И вот этот поэт — вольтерьянец и служитель культа Екатерины — сидит в кругу родных и друзей. Как всякий поэт, он немного деспот. После очень сытного обеда гости не прочь отдохнуть, но хозяин приготовил для них лучшее развлечение. Из кабинета он приносит сверток стихов, прекрасно переписанных крепостным писцом или оттиснутых на листах белоснежной бумаги. Читает он без устали и с увлечением.
Никому и в голову не придет задремать, потому что у хозяина есть привычка: во время чтения щипать не только невнимательных, но и тех, чьи лица выражают неподдельный восторг. Щипками он как бы подчеркивает сильные места, особенно в стихах сатирических. К щипкам его привыкли и жена и гости: у каждого гения свои странности.
Не одним этим славен хозяин Рузаевки. В пензенской глуши он — единственный настоящий европеец, читающий Вольтера с пониманием. Он — враг беззакония и произвола. Он мог бы, подобно другим, бить своих крестьян кулачным боем без суда и следствия. Но, просвещенный юрист в душе, он держится строгих форм судопроизводства: «Лучше десять оправдать виновных, чем одного невинного казнить».
В подвальном этаже его дома есть комната, куда приводят обвиняемых. В первой степени судопроизводства, не вполне согласно новым веяниям в области правосудия, допускаются пытки. Но при пытках хозяин присутствует редко — они не любезны его поэтической натуре. Когда же виновность установлена допросом с пристрастием, — лишь тогда начинается настоящее служение Фемиде. Он сам пишет обвинительный акт, сам оглашает его в публичном заседании, в большом зале, в присутствии семьи и гостей. Иногда он выступает прокурором, произнося обвинительную речь, — и это плохо для подсудимого. Но нередко он берет на себя защиту, — и благо тому крепостному, адвокатом которого выступает сам барин Николай Еремеевич!

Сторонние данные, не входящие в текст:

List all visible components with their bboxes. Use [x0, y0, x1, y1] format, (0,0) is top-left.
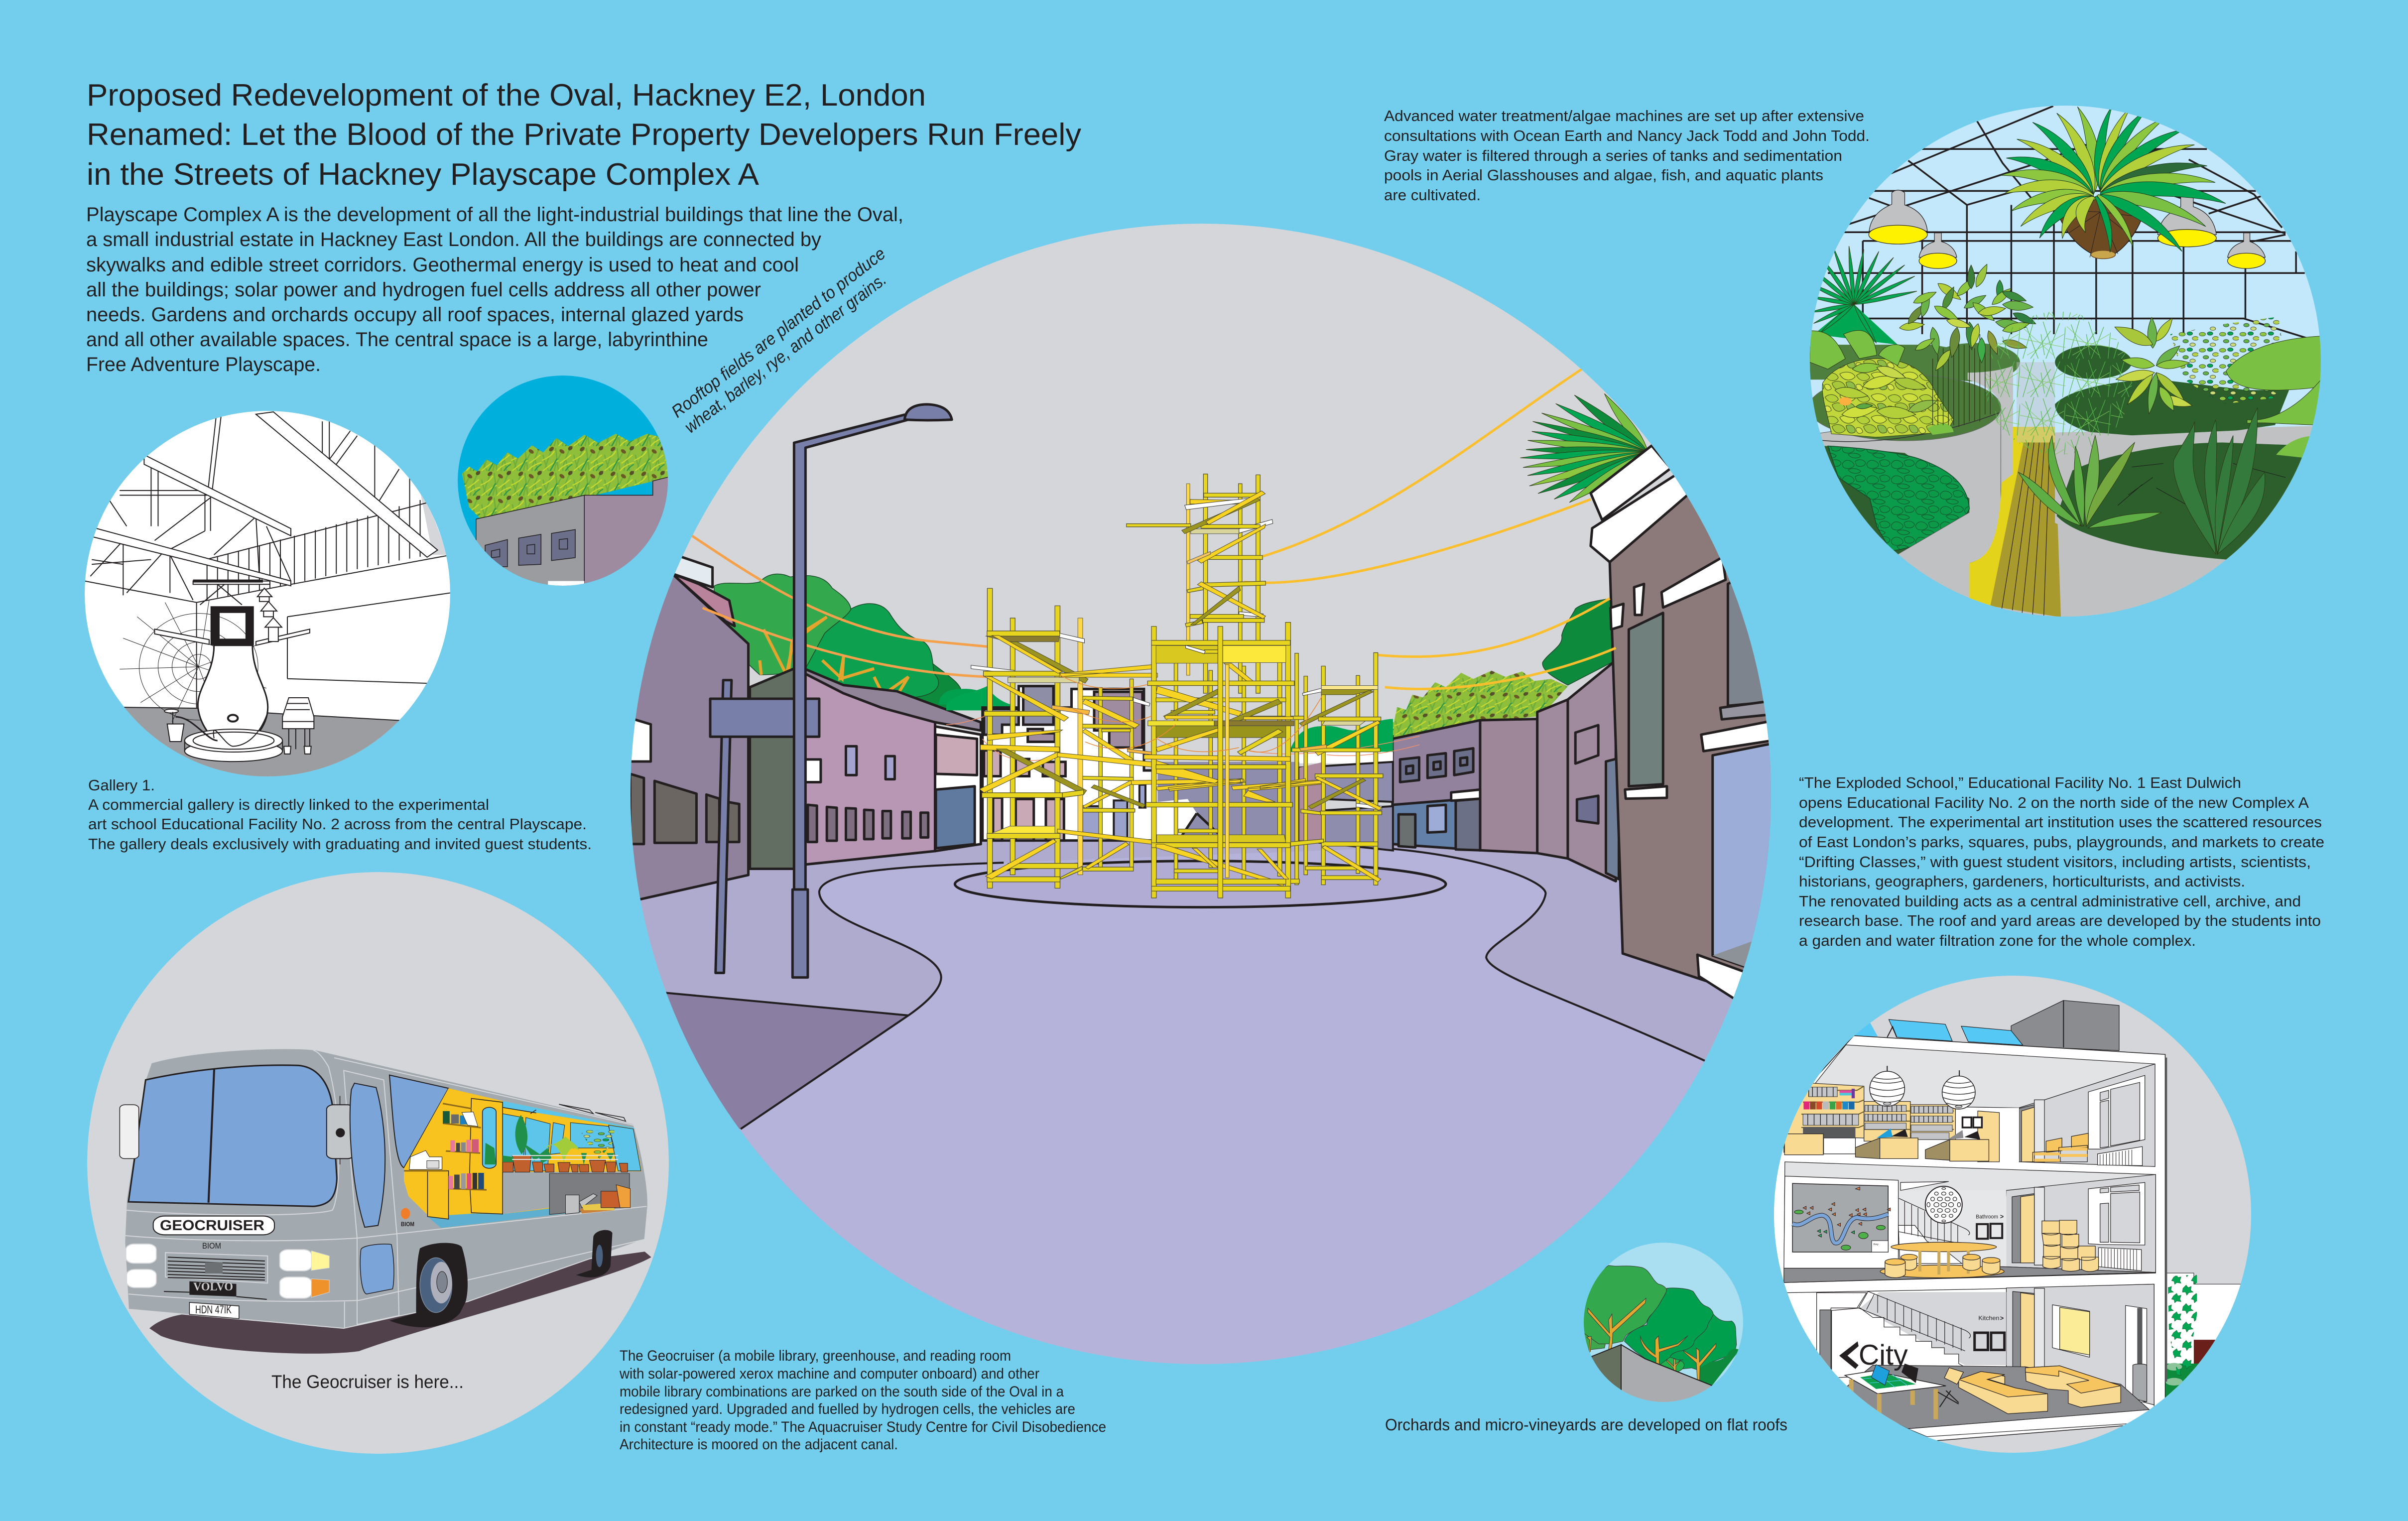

В сильной речи, прекрасно построенной, порою переходящей в стихотворную форму, он низвергает обвинение и превращает обвиняемого в белую голубицу. Его речь пестрит выдержками из творений Вольтера и императрицы, словами о высоком милосердии, призывами охранять человеческое достоинство и знатного и подлого человека. По его ланитам текут искренние слезы, сквозь которые он видит на потолке светлый образ Минервы. В пензенской глуши раздаются призывы, делавшие честь Франции вплоть до дней революции и до тех же дней находившие живой отклик в творениях милостивой Цианы. Порок наказан — добродетель торжествует.
Но столь еще велика была тьма в ту славную эпоху, что крестьянин предпочитал быть высеченным розгами наверняка, чем ожидать, захочет ли барин быть его прокурором или защитником. Особенно же боялись мрачной подвальной комнаты, где были и плетки, и щипцы, и жаровня, и хитро устроенная дыба — дань прошлому, еще не стертому высокими идеями нового правосудия.
В одном Струйский был, несомненно, искренен: в своем поклонении Екатерине, «всепресветлейшей Героине», матери отечества и богоподобной царице. Он не был изыскан ее милостями — во всяком случае, не больше других рядовых дворян. Он «пел» ее не за страх, а за совесть, с той же искренностью, как пел Вольтера и Сумарокова и как обливал негодованием Княжнина[135], «трагика, рыгающего в Бога», за его трагедию «Вадим».
И силу своей любви к Екатерине он доказал не только словами. Когда «бессмертная Богиня и наперсница небес» скончалась самым благополучным образом, — Струйский был поражен в самое сердце. У него не нашлось слов для торжественной и печальной оды: получив известие об ее кончине, Струйский заболел горячкой и лишился языка. Его типография стояла без работы, в подвальной комнате не раздавались стоны, в парадном зале не собиралась публика на праздник правосудия. Попрятались Музы, поник головой мраморный Вольтер, пылью покрылись белые атласные и глазетовые переплеты, и вся Рузаевка обратилась в «мрачное поле и хлябь разверстую, где тени и ничто».
Певец и верноподданный не оправился: он умер, не сказав больше ни слова, не написав ни строчки, промучившись недолго. Создав себе нерукотворный памятник книгами, не их содержанием, а их редкостной пышностью, он остался только в памяти книголюбов. Две-три заметки о нем и его типографии найдутся в старых журналах; вскользь упомянул его имя Ключевский, говоря о «цивилизованном варварстве». И даже не всякий историк литературы знает, что был во дни Екатерины поэт, тем знаменитый, что считался «бездарнее Тредиаковского».[136]